“But Jennie had waited too long. Early the next morning a black servant boy belonging to Mrs. McNeil espied some Indians stealthily approaching the house, and, giving the alarm, he fled to the fort, about eight rods distant.
“Jennie’s young friend, Mrs. McNeil’s daughter, was away from home at the time, and the family there just then consisted of only Mrs. McNeil, Jennie, two small children and a black female servant.
“The kitchen stood a few feet from the house, and when the alarm was given the colored woman snatched up the children, fled with them to the kitchen, and from there, through a trap-door, into the cellar.
“Mrs. McNeil and Jennie followed. Jennie, young and able to move briskly, reached the trap-door first; but Mrs. McNeil, being old and corpulent, could not move rapidly, and before she could get down into the cellar the Indians were in the house, and a powerful savage seized her by the hair and dragged her up. Another went into the cellar and brought out Jennie, but the darkness of the cellar favored the colored woman and the children. It would seem the Indians did not see them, so left them in their hiding place unharmed.
“The Indians started off on the road to Sandy Hill, taking Mrs. McNeil and Jennie with them; that was the road to Burgoyne’s camp.

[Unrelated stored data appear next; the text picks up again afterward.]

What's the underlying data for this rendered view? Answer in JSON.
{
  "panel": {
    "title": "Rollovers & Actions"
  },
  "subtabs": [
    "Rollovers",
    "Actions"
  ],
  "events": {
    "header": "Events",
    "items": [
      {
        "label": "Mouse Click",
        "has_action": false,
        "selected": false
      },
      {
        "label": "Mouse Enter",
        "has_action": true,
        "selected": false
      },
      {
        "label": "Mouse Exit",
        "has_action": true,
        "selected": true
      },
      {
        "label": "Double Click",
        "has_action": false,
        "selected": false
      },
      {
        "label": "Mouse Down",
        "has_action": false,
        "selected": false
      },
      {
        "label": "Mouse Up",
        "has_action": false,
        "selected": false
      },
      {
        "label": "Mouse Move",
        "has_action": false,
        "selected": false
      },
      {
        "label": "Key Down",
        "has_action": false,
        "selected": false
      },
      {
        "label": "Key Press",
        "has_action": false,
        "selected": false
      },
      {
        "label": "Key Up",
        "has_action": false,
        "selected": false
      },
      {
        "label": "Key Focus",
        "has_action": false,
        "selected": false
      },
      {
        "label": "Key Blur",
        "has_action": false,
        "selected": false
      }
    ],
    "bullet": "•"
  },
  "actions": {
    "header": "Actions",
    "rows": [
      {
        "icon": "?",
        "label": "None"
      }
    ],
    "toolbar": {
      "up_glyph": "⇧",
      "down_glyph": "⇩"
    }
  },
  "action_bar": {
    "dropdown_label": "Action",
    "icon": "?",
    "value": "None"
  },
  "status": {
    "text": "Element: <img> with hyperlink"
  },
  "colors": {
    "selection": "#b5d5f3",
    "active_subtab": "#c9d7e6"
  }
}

“When they came to the foot of a hill, where the road forked, they caught two horses that were grazing, and tried to mount their prisoners upon them. Mrs. McNeil was too heavy to be lifted on the horse easily, so told the Indians by signs that she could not ride. Then two stout ones of them took her by the arms and hurried her up the road over the hill, while the others, with Jennie on the horse, went along the road running west of a tree.

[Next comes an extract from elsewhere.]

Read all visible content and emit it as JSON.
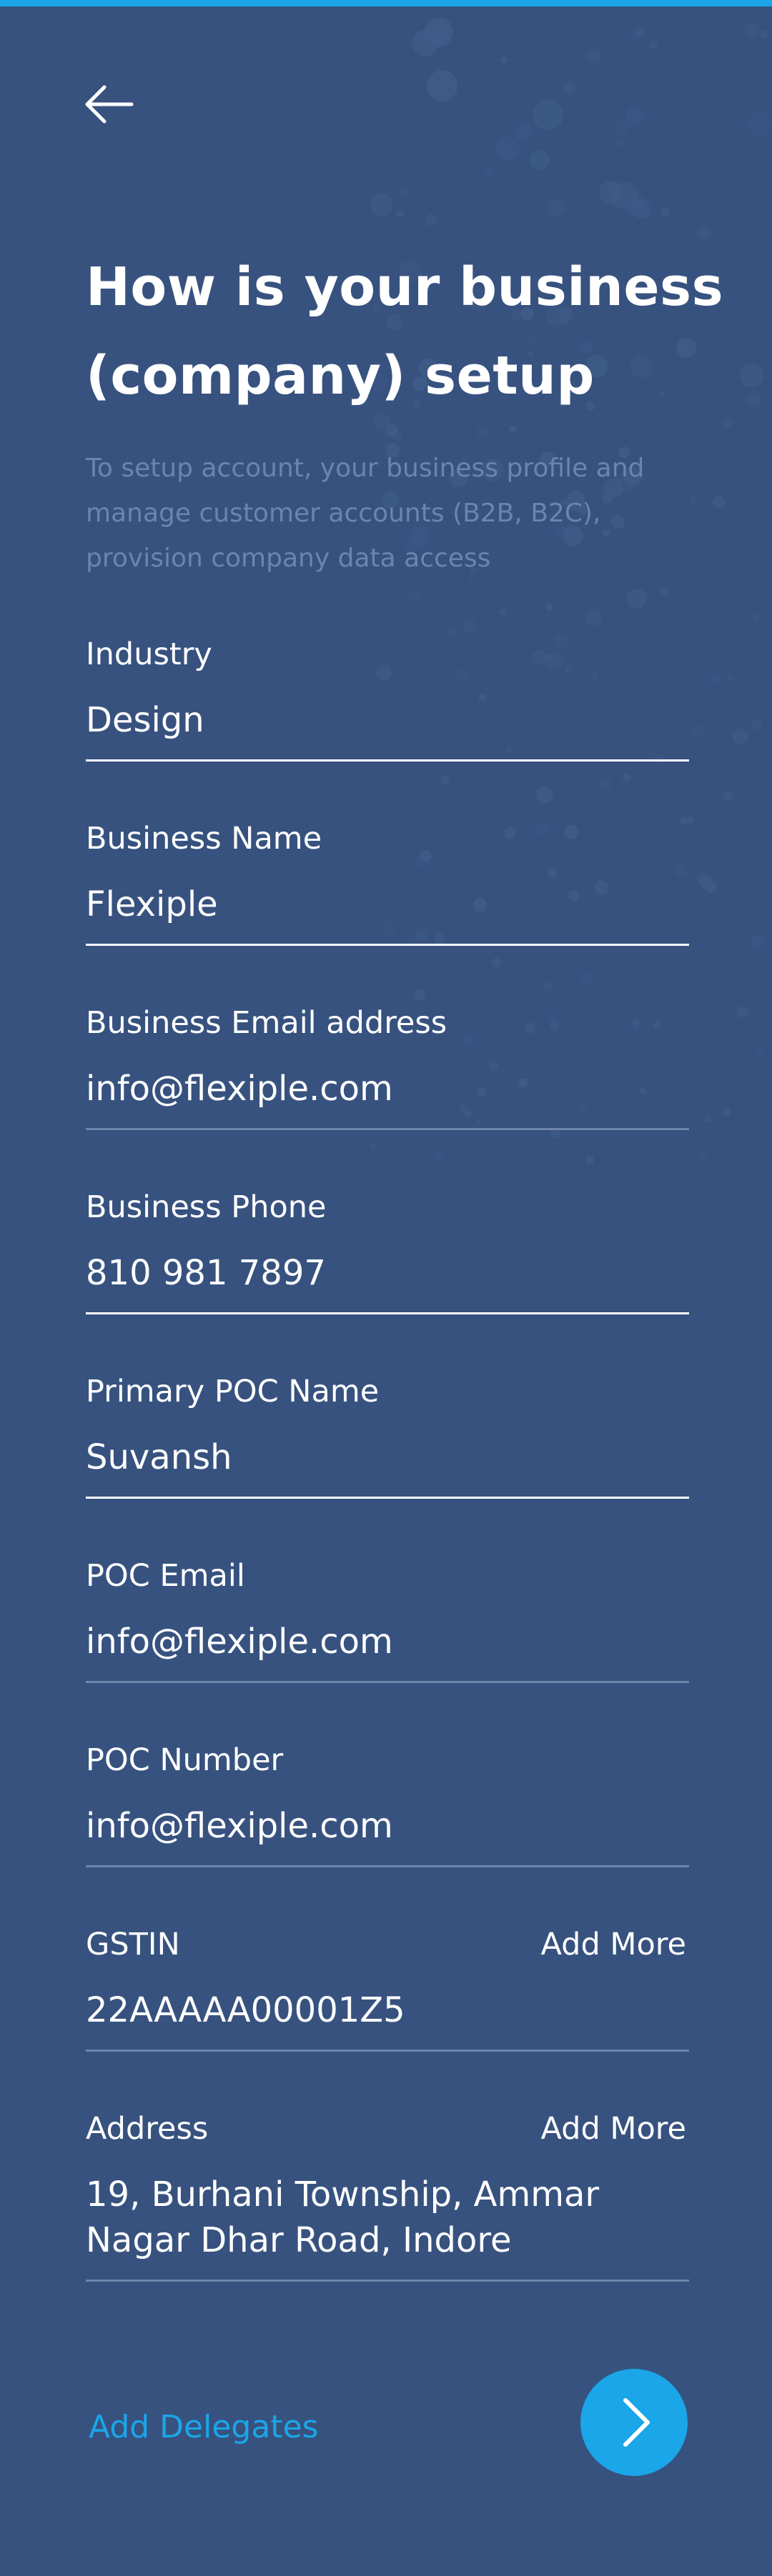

“The negro boy who ran to the fort gave the alarm, and a small detachment was immediately sent out for the rescue of the captured ones. They fired several volleys at the Indians without hitting them. Lossing, whose version of the sad story I am giving you, goes on to tell that Mrs. McNeil said that the Indians who were hurrying her up the hill seemed to watch the flash of the guns, and several times threw her upon her face, at the same time falling down themselves, and she distinctly heard the balls whistle above them. The firing ceased when they had got to the second hill from the village. They stopped there and stripped her of all her garments except her chemise; then they led her, in that plight, into the British camp. Her cousin, General Fraser, was there, and she reproached him bitterly for sending his ‘scoundrel Indians’ after her. He said he did not know of her being away from New York City, and he took every pains to make her comfortable. She was so large that not a woman in the camp had a gown big enough for her, so Fraser lent her his camp coat for a garment, and a pocket handkerchief to take the place of her stolen cap.
“Very soon after she was taken into the camp, two parties of Indians came in with fresh scalps, one of which Mrs. McNeil at once recognized by the long glossy hair as that of Jennie McCrea. She was horror struck and boldly charged them with the murder of the poor girl. They, however, stoutly denied it. They said that while hurrying her along the road, on horseback, near the spring west of the pine-tree, a bullet intended for them from one of the American guns mortally wounded the poor girl, and she fell from the horse. They had lost a prisoner for whom they had expected a reward, and the next best thing was to take her scalp and bear it in triumph to the camp and get the promised reward for such trophies.
“Mrs. McNeil always believed their story to be true, as she knew they had been fired upon by the detachment from the fort, and that it was far more to their interest to take a prisoner to the British camp than a scalp, as they would get the larger price for the former. Burgoyne had told the Indians they should be paid for prisoners whom they took, but called to account for scalps.”
“So it seems Burgoyne wasn’t all bad,” commented Eric. “And I think it must have been a good deal more trouble to get that big fat old woman into the camp alive than it would have been to get the young girl there without killing her.”